Он ведь спит, да? Потерял сознание в этом проклятом подвале и видит замечательный, такой невозможный сон. И их ещё не спасли, а его тело медленно замерзает, лишаясь последних крох тепла.
Потому что — не может такого быть. Чтобы Лань Цзинъи… Чтобы он… Чтобы их чувства совпадали. Просто не может быть.
Но — оно почему-то происходило. Что-то непонятное, что-то невероятное, что-то…
Его губ внезапно коснулось что-то горячее и чуть колючее. И лишь один удар сердца спустя Цзинь Лин понял: это были чужие губы. Родные губы. Губы Цзинъи.
Лань Цзинъи целовал его.
Лань Цзинъи…
Цзинь Лин подался ближе, теснее, обхватил ладонями лицо Цзинъи и прижался губами так крепко, как только мог. Отстранился на мгновение, неуклюже задел своим носом чужой нос, а затем рассыпал короткие поцелуи по горячему лицу Лань Цзинъи. И тот, всегда такой шумный, наглый, дерзкий, замер в его хватке испуганным кроликом — и легонько задрожал, ловя каждый поцелуй, каждый выдох, каждое судорожное касание.
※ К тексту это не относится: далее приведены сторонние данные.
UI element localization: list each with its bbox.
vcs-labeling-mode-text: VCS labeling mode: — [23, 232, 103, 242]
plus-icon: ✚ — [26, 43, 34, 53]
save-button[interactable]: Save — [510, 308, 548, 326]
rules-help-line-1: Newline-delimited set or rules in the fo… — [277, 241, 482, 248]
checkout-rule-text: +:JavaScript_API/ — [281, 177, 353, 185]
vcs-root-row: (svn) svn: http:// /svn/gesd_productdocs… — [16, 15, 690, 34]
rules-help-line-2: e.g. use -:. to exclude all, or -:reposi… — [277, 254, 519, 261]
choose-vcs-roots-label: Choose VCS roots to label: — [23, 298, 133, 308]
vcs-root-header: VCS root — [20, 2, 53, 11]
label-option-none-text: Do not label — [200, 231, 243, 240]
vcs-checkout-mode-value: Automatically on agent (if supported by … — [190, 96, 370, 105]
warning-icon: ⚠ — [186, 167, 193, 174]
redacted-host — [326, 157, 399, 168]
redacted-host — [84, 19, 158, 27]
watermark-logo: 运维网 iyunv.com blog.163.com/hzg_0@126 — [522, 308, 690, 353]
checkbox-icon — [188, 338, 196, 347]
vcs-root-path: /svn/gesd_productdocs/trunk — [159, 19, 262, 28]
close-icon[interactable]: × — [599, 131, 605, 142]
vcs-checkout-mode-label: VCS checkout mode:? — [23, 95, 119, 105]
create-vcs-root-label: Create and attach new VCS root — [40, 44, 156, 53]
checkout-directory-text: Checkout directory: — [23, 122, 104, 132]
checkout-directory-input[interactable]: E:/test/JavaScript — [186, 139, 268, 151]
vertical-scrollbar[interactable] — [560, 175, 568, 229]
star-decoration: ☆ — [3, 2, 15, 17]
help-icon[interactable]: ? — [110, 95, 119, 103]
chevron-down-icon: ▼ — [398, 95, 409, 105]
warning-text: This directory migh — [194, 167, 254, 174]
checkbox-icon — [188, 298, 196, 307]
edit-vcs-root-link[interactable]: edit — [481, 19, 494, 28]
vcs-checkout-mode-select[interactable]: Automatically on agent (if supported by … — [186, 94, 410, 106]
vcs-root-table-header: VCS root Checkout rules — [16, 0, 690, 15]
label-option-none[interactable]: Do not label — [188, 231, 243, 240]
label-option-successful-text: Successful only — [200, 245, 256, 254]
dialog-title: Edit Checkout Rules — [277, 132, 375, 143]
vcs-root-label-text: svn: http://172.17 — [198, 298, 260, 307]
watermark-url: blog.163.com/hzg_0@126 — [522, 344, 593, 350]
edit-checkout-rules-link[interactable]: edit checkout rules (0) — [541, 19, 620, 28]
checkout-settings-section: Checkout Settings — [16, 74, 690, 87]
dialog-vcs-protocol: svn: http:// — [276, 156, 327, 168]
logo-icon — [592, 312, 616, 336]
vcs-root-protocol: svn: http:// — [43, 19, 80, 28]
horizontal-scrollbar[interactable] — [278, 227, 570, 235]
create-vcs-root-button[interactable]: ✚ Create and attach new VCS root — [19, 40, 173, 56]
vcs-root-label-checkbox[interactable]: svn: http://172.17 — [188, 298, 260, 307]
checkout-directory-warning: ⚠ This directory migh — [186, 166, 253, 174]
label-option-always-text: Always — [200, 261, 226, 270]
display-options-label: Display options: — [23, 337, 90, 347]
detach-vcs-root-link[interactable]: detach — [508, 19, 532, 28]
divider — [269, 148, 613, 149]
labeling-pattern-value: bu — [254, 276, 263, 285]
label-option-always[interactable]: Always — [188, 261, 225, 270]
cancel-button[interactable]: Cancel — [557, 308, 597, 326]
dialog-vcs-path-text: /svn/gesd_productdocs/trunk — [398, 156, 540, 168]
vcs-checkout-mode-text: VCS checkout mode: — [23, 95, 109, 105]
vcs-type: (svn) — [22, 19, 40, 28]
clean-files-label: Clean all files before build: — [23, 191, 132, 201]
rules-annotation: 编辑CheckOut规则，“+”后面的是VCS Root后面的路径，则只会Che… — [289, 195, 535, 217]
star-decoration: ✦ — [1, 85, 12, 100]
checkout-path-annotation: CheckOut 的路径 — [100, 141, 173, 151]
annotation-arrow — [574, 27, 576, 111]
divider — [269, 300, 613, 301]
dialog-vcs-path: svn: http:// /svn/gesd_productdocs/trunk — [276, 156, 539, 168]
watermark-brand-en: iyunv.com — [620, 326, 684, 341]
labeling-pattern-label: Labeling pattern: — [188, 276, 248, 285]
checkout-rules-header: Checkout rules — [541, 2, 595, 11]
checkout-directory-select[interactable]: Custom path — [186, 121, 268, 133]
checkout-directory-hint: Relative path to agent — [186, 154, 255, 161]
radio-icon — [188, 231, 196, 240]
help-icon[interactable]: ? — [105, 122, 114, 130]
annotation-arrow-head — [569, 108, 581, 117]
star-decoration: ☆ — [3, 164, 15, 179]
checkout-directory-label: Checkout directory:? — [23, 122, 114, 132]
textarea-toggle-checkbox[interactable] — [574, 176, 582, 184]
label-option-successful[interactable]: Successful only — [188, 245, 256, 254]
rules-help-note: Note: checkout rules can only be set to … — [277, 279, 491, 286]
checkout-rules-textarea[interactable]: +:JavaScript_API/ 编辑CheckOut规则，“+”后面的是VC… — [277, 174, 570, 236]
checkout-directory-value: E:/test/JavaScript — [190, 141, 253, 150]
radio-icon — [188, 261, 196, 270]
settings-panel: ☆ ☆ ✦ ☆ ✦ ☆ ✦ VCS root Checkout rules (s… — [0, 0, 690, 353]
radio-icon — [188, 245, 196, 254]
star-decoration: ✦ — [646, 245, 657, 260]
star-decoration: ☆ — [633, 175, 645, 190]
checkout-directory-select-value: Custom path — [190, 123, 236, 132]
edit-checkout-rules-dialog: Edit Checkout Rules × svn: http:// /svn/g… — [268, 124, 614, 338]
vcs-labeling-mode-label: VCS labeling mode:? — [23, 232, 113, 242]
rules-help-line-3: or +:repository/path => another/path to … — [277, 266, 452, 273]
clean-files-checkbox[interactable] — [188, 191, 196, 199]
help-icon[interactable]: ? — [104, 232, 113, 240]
— Приму, — жарко прошептал Цзинь Лин, прижимаясь губами над бровью. — Конечно же, приму, — к центру лба. — Как я могу не принять, дурак ты? — в висок, в самую линию роста волос.
— Сам дурак, — пропыхтел Цзинъи, смущённо заёрзав. — Несерьёзно я, видишь ли…
Цзинь Лин крепко прижался к его губам своими, прерывая эти невнятные и совсем не искренние жалобы. А Лань Цзинъи только улыбнулся в поцелуй и неловко, неумело разомкнул губы и зажмурился, когда Цзинь Лин углубил поцелуй, правильно растолковав этот жест.
Так они и целовались прямо посреди лагеря, накрывшись мантией — как будто она могла хоть от кого-то укрыть, чем они под ней занимались. Но на приличия им было плевать, как и на слухи, которые о них поползут, и на косые взгляды, которыми наверняка будут их сопровождать.
Сегодня они победили. Сегодня им можно всё.
Сегодня — и на бесконечные годы вперёд.